Improving Nursing Care for Preterm Babies

Walking into the Bungoma County Referral Hospital’s newborn unit, the bright baby-friendly atmosphere and pink hue gives one a warm welcome. You might even think it is a private health facility. Rosemary Mututa, who is a nurse working here, is in charge of both the Kangaroo Mother Care room and the New-Born Unit.  Rosemary remembers how unfavourable the environment was before these innovations came on board, funded by the County Innovation Challenge Fund. Insufficient staffing, inadequate equipment and limited capacity led to low birth weight babies being discharged at 1300 – 1400 gms, contrary to the recommended 2000 gm. Babies in the New-born Unit (NBU) did not have anyone to care for them at night.

“But with the refurbishment of the NBU by Mount Kenya University, and establishment of a Kangaroo Mother Care (KMC) unit by Save the Children, there’s a significant improvement in the management and survival of (very) low birth weight babies,” Rosemary says. With more state of the art incubators installed, a dedicated NBU in place, refurbishment of the KMC room and amenities such as reclining beds, linen, and feeding cups, it is now easier to care for mothers and their neonates.

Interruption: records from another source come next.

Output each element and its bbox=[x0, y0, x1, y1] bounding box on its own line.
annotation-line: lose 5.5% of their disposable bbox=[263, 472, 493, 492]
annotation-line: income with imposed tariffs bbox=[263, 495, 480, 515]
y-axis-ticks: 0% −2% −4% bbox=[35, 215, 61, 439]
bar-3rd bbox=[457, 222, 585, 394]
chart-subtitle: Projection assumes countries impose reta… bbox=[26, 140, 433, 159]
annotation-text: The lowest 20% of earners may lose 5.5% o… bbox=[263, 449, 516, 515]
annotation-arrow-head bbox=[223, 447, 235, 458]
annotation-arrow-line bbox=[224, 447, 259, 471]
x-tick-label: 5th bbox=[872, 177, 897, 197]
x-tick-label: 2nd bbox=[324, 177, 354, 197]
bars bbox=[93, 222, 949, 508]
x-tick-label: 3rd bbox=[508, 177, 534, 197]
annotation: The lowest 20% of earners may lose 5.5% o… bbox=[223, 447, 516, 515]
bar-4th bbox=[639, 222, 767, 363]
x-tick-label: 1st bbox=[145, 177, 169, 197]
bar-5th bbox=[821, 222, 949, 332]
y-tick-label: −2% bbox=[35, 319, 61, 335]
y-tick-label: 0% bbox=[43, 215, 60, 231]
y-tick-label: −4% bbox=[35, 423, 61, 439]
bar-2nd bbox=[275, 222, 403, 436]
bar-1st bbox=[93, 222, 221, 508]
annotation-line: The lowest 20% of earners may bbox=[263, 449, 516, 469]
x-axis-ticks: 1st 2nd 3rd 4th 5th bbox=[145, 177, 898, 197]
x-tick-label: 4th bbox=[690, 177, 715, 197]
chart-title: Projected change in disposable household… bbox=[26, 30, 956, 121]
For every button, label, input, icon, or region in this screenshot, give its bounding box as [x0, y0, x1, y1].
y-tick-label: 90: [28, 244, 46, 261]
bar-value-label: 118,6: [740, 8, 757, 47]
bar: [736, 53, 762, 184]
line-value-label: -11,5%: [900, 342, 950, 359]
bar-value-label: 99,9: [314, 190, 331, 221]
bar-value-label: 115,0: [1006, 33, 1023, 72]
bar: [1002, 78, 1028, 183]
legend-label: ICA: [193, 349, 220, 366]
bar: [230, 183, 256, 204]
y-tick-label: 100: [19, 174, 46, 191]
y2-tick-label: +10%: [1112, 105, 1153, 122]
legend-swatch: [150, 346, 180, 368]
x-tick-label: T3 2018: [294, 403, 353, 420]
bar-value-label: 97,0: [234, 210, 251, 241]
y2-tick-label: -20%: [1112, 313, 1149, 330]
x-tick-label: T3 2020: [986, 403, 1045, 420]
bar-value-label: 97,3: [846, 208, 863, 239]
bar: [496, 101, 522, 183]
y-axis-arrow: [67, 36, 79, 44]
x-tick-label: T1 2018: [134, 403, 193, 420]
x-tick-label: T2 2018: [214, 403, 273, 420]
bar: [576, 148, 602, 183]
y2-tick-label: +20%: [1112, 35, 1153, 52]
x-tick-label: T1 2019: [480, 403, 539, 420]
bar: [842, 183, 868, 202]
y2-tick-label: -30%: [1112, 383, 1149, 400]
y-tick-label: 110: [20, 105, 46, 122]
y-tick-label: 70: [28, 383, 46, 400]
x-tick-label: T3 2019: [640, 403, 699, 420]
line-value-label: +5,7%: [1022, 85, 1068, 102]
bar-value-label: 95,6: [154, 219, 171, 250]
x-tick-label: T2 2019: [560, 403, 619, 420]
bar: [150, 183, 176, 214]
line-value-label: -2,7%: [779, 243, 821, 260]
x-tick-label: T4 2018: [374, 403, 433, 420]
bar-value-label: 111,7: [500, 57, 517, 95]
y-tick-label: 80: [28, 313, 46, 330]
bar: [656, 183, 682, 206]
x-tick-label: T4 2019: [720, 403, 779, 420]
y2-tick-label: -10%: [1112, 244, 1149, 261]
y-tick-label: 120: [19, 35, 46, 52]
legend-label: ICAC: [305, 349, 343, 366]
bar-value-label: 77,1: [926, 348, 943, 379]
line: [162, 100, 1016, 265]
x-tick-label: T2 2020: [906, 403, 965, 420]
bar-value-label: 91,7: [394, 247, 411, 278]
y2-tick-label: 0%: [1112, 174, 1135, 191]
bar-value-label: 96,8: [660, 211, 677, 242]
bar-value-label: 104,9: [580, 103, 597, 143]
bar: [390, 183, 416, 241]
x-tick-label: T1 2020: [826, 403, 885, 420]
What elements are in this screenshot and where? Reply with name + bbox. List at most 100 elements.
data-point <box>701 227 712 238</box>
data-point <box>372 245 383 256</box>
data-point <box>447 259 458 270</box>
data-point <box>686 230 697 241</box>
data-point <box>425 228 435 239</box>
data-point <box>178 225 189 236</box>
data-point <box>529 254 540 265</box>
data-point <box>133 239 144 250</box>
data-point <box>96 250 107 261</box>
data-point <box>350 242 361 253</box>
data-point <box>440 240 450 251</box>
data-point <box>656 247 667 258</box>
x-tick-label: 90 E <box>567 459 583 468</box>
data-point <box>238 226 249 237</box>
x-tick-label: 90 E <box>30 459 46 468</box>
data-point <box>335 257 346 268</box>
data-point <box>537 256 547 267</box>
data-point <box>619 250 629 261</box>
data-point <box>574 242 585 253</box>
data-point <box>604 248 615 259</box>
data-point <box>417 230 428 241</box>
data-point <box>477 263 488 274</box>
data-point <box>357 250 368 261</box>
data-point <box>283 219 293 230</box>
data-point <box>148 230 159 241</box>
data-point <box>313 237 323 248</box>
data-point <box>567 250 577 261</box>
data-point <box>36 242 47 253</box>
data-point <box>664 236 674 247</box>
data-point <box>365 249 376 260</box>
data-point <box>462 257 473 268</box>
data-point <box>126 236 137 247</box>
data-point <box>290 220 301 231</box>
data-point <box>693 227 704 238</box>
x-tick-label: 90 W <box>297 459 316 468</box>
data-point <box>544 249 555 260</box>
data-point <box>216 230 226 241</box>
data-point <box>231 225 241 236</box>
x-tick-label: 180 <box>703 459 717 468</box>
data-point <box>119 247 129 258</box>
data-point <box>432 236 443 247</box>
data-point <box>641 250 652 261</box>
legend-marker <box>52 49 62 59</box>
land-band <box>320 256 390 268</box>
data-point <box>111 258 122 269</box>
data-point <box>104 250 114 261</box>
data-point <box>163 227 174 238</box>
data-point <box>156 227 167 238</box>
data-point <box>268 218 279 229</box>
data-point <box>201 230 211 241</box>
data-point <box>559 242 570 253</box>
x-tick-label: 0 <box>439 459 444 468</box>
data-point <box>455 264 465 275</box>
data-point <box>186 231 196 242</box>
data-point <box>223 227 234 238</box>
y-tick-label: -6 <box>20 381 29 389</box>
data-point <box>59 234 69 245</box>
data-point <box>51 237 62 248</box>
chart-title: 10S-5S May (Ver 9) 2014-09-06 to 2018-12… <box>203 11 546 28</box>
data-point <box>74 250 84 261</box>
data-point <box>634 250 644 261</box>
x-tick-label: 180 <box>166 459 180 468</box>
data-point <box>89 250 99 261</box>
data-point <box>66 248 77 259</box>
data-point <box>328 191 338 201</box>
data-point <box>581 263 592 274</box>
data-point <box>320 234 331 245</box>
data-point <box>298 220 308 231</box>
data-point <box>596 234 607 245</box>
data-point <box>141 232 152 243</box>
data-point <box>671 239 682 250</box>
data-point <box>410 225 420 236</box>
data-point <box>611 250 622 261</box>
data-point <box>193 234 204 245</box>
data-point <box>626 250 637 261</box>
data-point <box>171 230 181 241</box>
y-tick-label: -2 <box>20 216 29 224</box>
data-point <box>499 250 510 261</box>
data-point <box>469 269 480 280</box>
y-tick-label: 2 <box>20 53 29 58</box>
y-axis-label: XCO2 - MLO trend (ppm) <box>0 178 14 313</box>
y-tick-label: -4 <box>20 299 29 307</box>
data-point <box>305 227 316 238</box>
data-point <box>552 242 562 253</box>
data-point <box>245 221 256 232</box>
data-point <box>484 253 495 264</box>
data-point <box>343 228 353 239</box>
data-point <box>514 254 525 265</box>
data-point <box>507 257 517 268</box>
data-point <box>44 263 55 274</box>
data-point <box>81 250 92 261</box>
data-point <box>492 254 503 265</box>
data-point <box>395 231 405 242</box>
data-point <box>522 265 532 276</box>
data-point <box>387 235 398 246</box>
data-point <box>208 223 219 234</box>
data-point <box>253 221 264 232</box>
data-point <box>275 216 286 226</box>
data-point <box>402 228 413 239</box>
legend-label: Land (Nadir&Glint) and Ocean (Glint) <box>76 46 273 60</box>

Reports indicate a reduction of neonatal deaths in the facility due to increased confidence and skills to handle prematurity infants. This is a milestone that comes after 95 healthcare providers in the county were trained on newborn care by a team of neonatologists from Mount Kenya University (MKU) and the Kenya Paediatric Association.  Moreover, the Althea telemedicine platform introduced by MKU has provided nurses’ with access to specialised neonatologist advice to care for premature babies. In the past, it would not have been possible to care for such babies, as they did not have adequate skills, equipment or guidance.

The referral hospital has adopted an integrated approach, providing seamless levels of care to each infant - both within the facility as well as through a network of facilities in Bungoma county. Very needy infants are admitted in the NBUs, and are then graduated to KMC once they are stable and the appropriate weight. Eventually mothers are discharged with their newborns and receive follow up care at home from a community health volunteer. The hospital has also welcomed other innovations and woven them into this package of care, including the IncuBlanket: a special warming blanket for pre-term infants that does not require electricity. This integrated approach has maximized cost efficiencies, providing each newborn with care at the level required.

Though there is progress, there are also challenges that hinder results. “NHIF’s Linda Mama programme only caters for mothers and babies who have no complications, yet premature babies stay for weeks before discharge. It would be great if Linda Mama covered this so that the neonates can benefit,” Rosemary observes.

The facility continues to advance due to these interventions and service provision is on a positive trajectory.